Lawmakers Ask Feds to Allow Wisconsin Revise Phosphorus Standards
Wisconsin Ag Connection - 05/18/2017
Dozens of members of the state legislature are asking Wisconsin's congressional delegation to find a way to revise the state's phosphorus standards because they feel the rules are too strict and difficult to comply with. Sen. Howard Marklein of Spring Green says
he circulated a letter to the state's federal leaders in Washington after small municipalities in his district complained that it was 'unreasonable' to meet phosphorus standards without making extreme renovations to wastewater treatment facilities.
Marklein says the financial burden of these renovations, distributed among small populations, will be devastating to small rural communities.
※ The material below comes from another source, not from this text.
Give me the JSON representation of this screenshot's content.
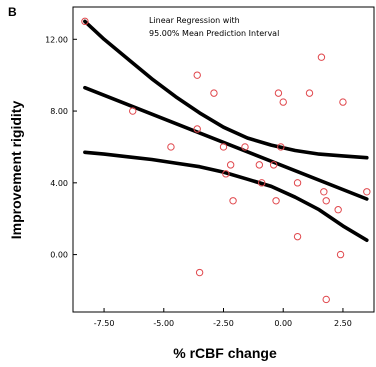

"We have done all we can at the state level to manage the impact of unreasonable phosphorus regulations on our small communities," Marklein said. "We need our Congressional delegation to find a way for us to revise the standards that we set for ourselves as
part of the federal Clean Water Act."
Meanwhile, a group of environmental and conservation groups responded to that letter, saying they were 'extremely disappointed' to hear that elected officials want to 'reverse and undermine' efforts that have helped clean up the state's rivers, lakes, and streams
through Wisconsin's last major phosphorus revisions back in 2010.
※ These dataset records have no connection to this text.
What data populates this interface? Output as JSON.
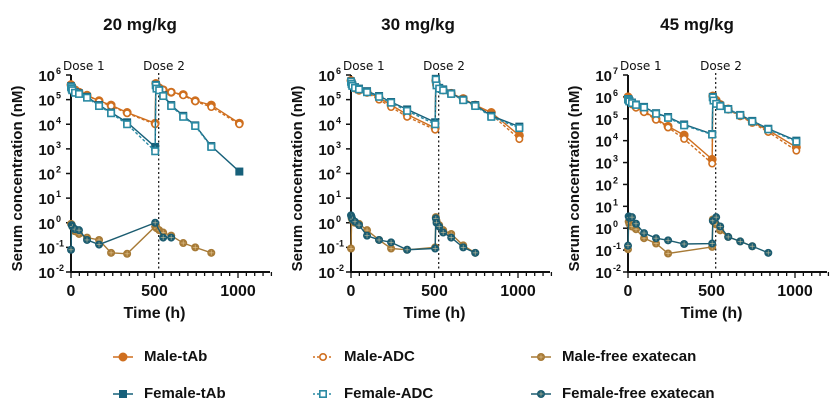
{
  "colors": {
    "male_tab": "#cf6f1f",
    "male_adc": "#cf6f1f",
    "female_tab": "#17607a",
    "female_adc": "#2a8aa3",
    "male_free": "#a77a36",
    "female_free": "#1b5c70",
    "axis": "#111111"
  },
  "chart_data": [
    {
      "type": "line",
      "title": "20 mg/kg",
      "xlabel": "Time (h)",
      "ylabel": "Serum concentration (nM)",
      "yscale": "log",
      "ylim_exp": [
        -2,
        6
      ],
      "xlim": [
        0,
        1200
      ],
      "xticks": [
        0,
        500,
        1000
      ],
      "annotations": [
        {
          "text": "Dose 1",
          "x": 0
        },
        {
          "text": "Dose 2",
          "x": 504
        }
      ],
      "dose_line_x": 525,
      "series": [
        {
          "name": "Male-tAb",
          "key": "male_tab",
          "marker": "circle-filled",
          "dash": false,
          "x": [
            0,
            4,
            8,
            24,
            48,
            96,
            168,
            240,
            336,
            504,
            508,
            512,
            528,
            552,
            600,
            672,
            744,
            840,
            1008
          ],
          "y": [
            400000,
            350000,
            300000,
            250000,
            200000,
            150000,
            90000,
            60000,
            30000,
            11000,
            450000,
            350000,
            300000,
            250000,
            200000,
            160000,
            90000,
            60000,
            11000
          ]
        },
        {
          "name": "Male-ADC",
          "key": "male_adc",
          "marker": "circle-open",
          "dash": true,
          "x": [
            0,
            4,
            8,
            24,
            48,
            96,
            168,
            240,
            336,
            504,
            508,
            512,
            528,
            552,
            600,
            672,
            744,
            840,
            1008
          ],
          "y": [
            420000,
            360000,
            300000,
            250000,
            200000,
            150000,
            85000,
            55000,
            28000,
            10000,
            450000,
            350000,
            300000,
            250000,
            200000,
            150000,
            85000,
            50000,
            10000
          ]
        },
        {
          "name": "Female-tAb",
          "key": "female_tab",
          "marker": "square-filled",
          "dash": false,
          "x": [
            0,
            4,
            8,
            24,
            48,
            96,
            168,
            240,
            336,
            504,
            508,
            512,
            528,
            552,
            600,
            672,
            744,
            840,
            1008
          ],
          "y": [
            350000,
            300000,
            250000,
            200000,
            180000,
            130000,
            60000,
            30000,
            12000,
            1200,
            400000,
            300000,
            250000,
            150000,
            60000,
            22000,
            9000,
            1300,
            120
          ]
        },
        {
          "name": "Female-ADC",
          "key": "female_adc",
          "marker": "square-open",
          "dash": true,
          "x": [
            0,
            4,
            8,
            24,
            48,
            96,
            168,
            240,
            336,
            504,
            508,
            512,
            528,
            552,
            600,
            672,
            744,
            840
          ],
          "y": [
            330000,
            280000,
            240000,
            190000,
            170000,
            120000,
            55000,
            28000,
            10000,
            800,
            380000,
            280000,
            240000,
            140000,
            55000,
            20000,
            8500,
            1200
          ]
        },
        {
          "name": "Male-free exatecan",
          "key": "male_free",
          "marker": "circle-cross",
          "dash": false,
          "x": [
            0,
            4,
            8,
            24,
            48,
            96,
            168,
            240,
            336,
            504,
            508,
            512,
            528,
            552,
            600,
            672,
            744,
            840
          ],
          "y": [
            0.9,
            0.85,
            0.7,
            0.45,
            0.35,
            0.25,
            0.2,
            0.06,
            0.055,
            0.7,
            0.8,
            0.6,
            0.5,
            0.4,
            0.3,
            0.15,
            0.1,
            0.06
          ]
        },
        {
          "name": "Female-free exatecan",
          "key": "female_free",
          "marker": "circle-cross",
          "dash": false,
          "x": [
            0,
            4,
            8,
            24,
            48,
            96,
            168,
            504,
            552,
            600
          ],
          "y": [
            0.08,
            0.8,
            0.7,
            0.55,
            0.5,
            0.2,
            0.13,
            1.0,
            0.25,
            0.25
          ]
        }
      ]
    },
    {
      "type": "line",
      "title": "30 mg/kg",
      "xlabel": "Time (h)",
      "ylabel": "Serum concentration (nM)",
      "yscale": "log",
      "ylim_exp": [
        -2,
        6
      ],
      "xlim": [
        0,
        1200
      ],
      "xticks": [
        0,
        500,
        1000
      ],
      "annotations": [
        {
          "text": "Dose 1",
          "x": 0
        },
        {
          "text": "Dose 2",
          "x": 504
        }
      ],
      "dose_line_x": 525,
      "series": [
        {
          "name": "Male-tAb",
          "key": "male_tab",
          "marker": "circle-filled",
          "dash": false,
          "x": [
            0,
            4,
            8,
            24,
            48,
            96,
            168,
            240,
            336,
            504,
            508,
            512,
            528,
            552,
            600,
            672,
            744,
            840,
            1008
          ],
          "y": [
            600000,
            500000,
            400000,
            300000,
            250000,
            200000,
            120000,
            60000,
            25000,
            7000,
            600000,
            400000,
            300000,
            250000,
            180000,
            110000,
            60000,
            30000,
            3500
          ]
        },
        {
          "name": "Male-ADC",
          "key": "male_adc",
          "marker": "circle-open",
          "dash": true,
          "x": [
            0,
            4,
            8,
            24,
            48,
            96,
            168,
            240,
            336,
            504,
            508,
            512,
            528,
            552,
            600,
            672,
            744,
            840,
            1008
          ],
          "y": [
            580000,
            480000,
            380000,
            280000,
            230000,
            190000,
            100000,
            50000,
            20000,
            6000,
            550000,
            380000,
            280000,
            240000,
            170000,
            100000,
            55000,
            25000,
            2500
          ]
        },
        {
          "name": "Female-tAb",
          "key": "female_tab",
          "marker": "square-filled",
          "dash": false,
          "x": [
            0,
            4,
            8,
            24,
            48,
            96,
            168,
            240,
            336,
            504,
            508,
            512,
            528,
            552,
            600,
            672,
            744,
            840,
            1008
          ],
          "y": [
            550000,
            450000,
            380000,
            320000,
            280000,
            220000,
            140000,
            80000,
            40000,
            12000,
            700000,
            400000,
            300000,
            260000,
            180000,
            100000,
            60000,
            22000,
            8000
          ]
        },
        {
          "name": "Female-ADC",
          "key": "female_adc",
          "marker": "square-open",
          "dash": true,
          "x": [
            0,
            4,
            8,
            24,
            48,
            96,
            168,
            240,
            336,
            504,
            508,
            512,
            528,
            552,
            600,
            672,
            744,
            840,
            1008
          ],
          "y": [
            530000,
            430000,
            360000,
            300000,
            260000,
            200000,
            130000,
            75000,
            35000,
            10000,
            650000,
            380000,
            280000,
            240000,
            170000,
            95000,
            55000,
            20000,
            7000
          ]
        },
        {
          "name": "Male-free exatecan",
          "key": "male_free",
          "marker": "circle-cross",
          "dash": false,
          "x": [
            0,
            4,
            8,
            24,
            48,
            96,
            168,
            240,
            336,
            504,
            508,
            512,
            528,
            552,
            600,
            672,
            744
          ],
          "y": [
            0.09,
            1.5,
            1.3,
            1.0,
            0.9,
            0.5,
            0.2,
            0.09,
            0.08,
            0.1,
            1.7,
            1.2,
            0.8,
            0.5,
            0.35,
            0.12,
            0.06
          ]
        },
        {
          "name": "Female-free exatecan",
          "key": "female_free",
          "marker": "circle-cross",
          "dash": false,
          "x": [
            0,
            4,
            8,
            24,
            48,
            96,
            168,
            240,
            336,
            504,
            508,
            512,
            528,
            552,
            600,
            672,
            744
          ],
          "y": [
            2.0,
            1.7,
            1.4,
            1.1,
            0.8,
            0.3,
            0.2,
            0.16,
            0.08,
            0.09,
            1.5,
            1.0,
            0.7,
            0.4,
            0.25,
            0.1,
            0.06
          ]
        }
      ]
    },
    {
      "type": "line",
      "title": "45 mg/kg",
      "xlabel": "Time (h)",
      "ylabel": "Serum concentration (nM)",
      "yscale": "log",
      "ylim_exp": [
        -2,
        7
      ],
      "xlim": [
        0,
        1200
      ],
      "xticks": [
        0,
        500,
        1000
      ],
      "annotations": [
        {
          "text": "Dose 1",
          "x": 0
        },
        {
          "text": "Dose 2",
          "x": 504
        }
      ],
      "dose_line_x": 525,
      "series": [
        {
          "name": "Male-tAb",
          "key": "male_tab",
          "marker": "circle-filled",
          "dash": false,
          "x": [
            0,
            4,
            8,
            24,
            48,
            96,
            168,
            240,
            336,
            504,
            508,
            512,
            528,
            552,
            600,
            672,
            744,
            840,
            1008
          ],
          "y": [
            1000000,
            900000,
            700000,
            500000,
            350000,
            220000,
            100000,
            45000,
            18000,
            1400,
            1100000,
            900000,
            700000,
            450000,
            280000,
            140000,
            70000,
            30000,
            5000
          ]
        },
        {
          "name": "Male-ADC",
          "key": "male_adc",
          "marker": "circle-open",
          "dash": true,
          "x": [
            0,
            4,
            8,
            24,
            48,
            96,
            168,
            240,
            336,
            504,
            508,
            512,
            528,
            552,
            600,
            672,
            744,
            840,
            1008
          ],
          "y": [
            950000,
            850000,
            650000,
            450000,
            320000,
            200000,
            90000,
            40000,
            12000,
            900,
            1000000,
            850000,
            650000,
            420000,
            260000,
            130000,
            65000,
            25000,
            3500
          ]
        },
        {
          "name": "Female-tAb",
          "key": "female_tab",
          "marker": "square-filled",
          "dash": false,
          "x": [
            0,
            4,
            8,
            24,
            48,
            96,
            168,
            240,
            336,
            504,
            508,
            512,
            528,
            552,
            600,
            672,
            744,
            840,
            1008
          ],
          "y": [
            800000,
            750000,
            650000,
            550000,
            450000,
            350000,
            180000,
            120000,
            55000,
            20000,
            1000000,
            700000,
            500000,
            400000,
            280000,
            150000,
            80000,
            35000,
            10000
          ]
        },
        {
          "name": "Female-ADC",
          "key": "female_adc",
          "marker": "square-open",
          "dash": true,
          "x": [
            0,
            4,
            8,
            24,
            48,
            96,
            168,
            240,
            336,
            504,
            508,
            512,
            528,
            552,
            600,
            672,
            744,
            840,
            1008
          ],
          "y": [
            780000,
            720000,
            620000,
            520000,
            430000,
            330000,
            170000,
            110000,
            50000,
            19000,
            950000,
            680000,
            480000,
            380000,
            270000,
            145000,
            75000,
            33000,
            9000
          ]
        },
        {
          "name": "Male-free exatecan",
          "key": "male_free",
          "marker": "circle-cross",
          "dash": false,
          "x": [
            0,
            4,
            8,
            24,
            48,
            96,
            168,
            240,
            504,
            508,
            512,
            528,
            552,
            600,
            672,
            744
          ],
          "y": [
            0.11,
            2.0,
            1.6,
            1.2,
            0.9,
            0.35,
            0.2,
            0.07,
            0.14,
            2.5,
            2.0,
            1.5,
            0.8,
            0.4,
            0.25,
            0.15
          ]
        },
        {
          "name": "Female-free exatecan",
          "key": "female_free",
          "marker": "circle-cross",
          "dash": false,
          "x": [
            0,
            4,
            8,
            24,
            48,
            96,
            168,
            240,
            336,
            504,
            508,
            528,
            552,
            600,
            672,
            744,
            840
          ],
          "y": [
            0.16,
            3.5,
            3.0,
            3.2,
            1.6,
            0.6,
            0.35,
            0.28,
            0.19,
            0.2,
            2.2,
            3.2,
            1.2,
            0.4,
            0.25,
            0.15,
            0.075
          ]
        }
      ]
    }
  ],
  "legend": {
    "items": [
      {
        "label": "Male-tAb",
        "key": "male_tab",
        "marker": "circle-filled"
      },
      {
        "label": "Male-ADC",
        "key": "male_adc",
        "marker": "circle-open"
      },
      {
        "label": "Male-free exatecan",
        "key": "male_free",
        "marker": "circle-cross"
      },
      {
        "label": "Female-tAb",
        "key": "female_tab",
        "marker": "square-filled"
      },
      {
        "label": "Female-ADC",
        "key": "female_adc",
        "marker": "square-open"
      },
      {
        "label": "Female-free exatecan",
        "key": "female_free",
        "marker": "circle-cross"
      }
    ]
  }
}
"We are particularly concerned about the dismissal of the extensive science that went into the development of these protections and the lack of attention the letter paid to the creative and innovative ways the US EPA and the Wisconsin DNR provided to point
sources to comply with the rules," the conservation groups said in their own memo to the same lawmakers.
They claim the DNR conducted a cost-benefit analysis on the implementation of the phosphorus rules in 2012, which found a net economic benefit to the state of over $18 million upon full implementation of the standards.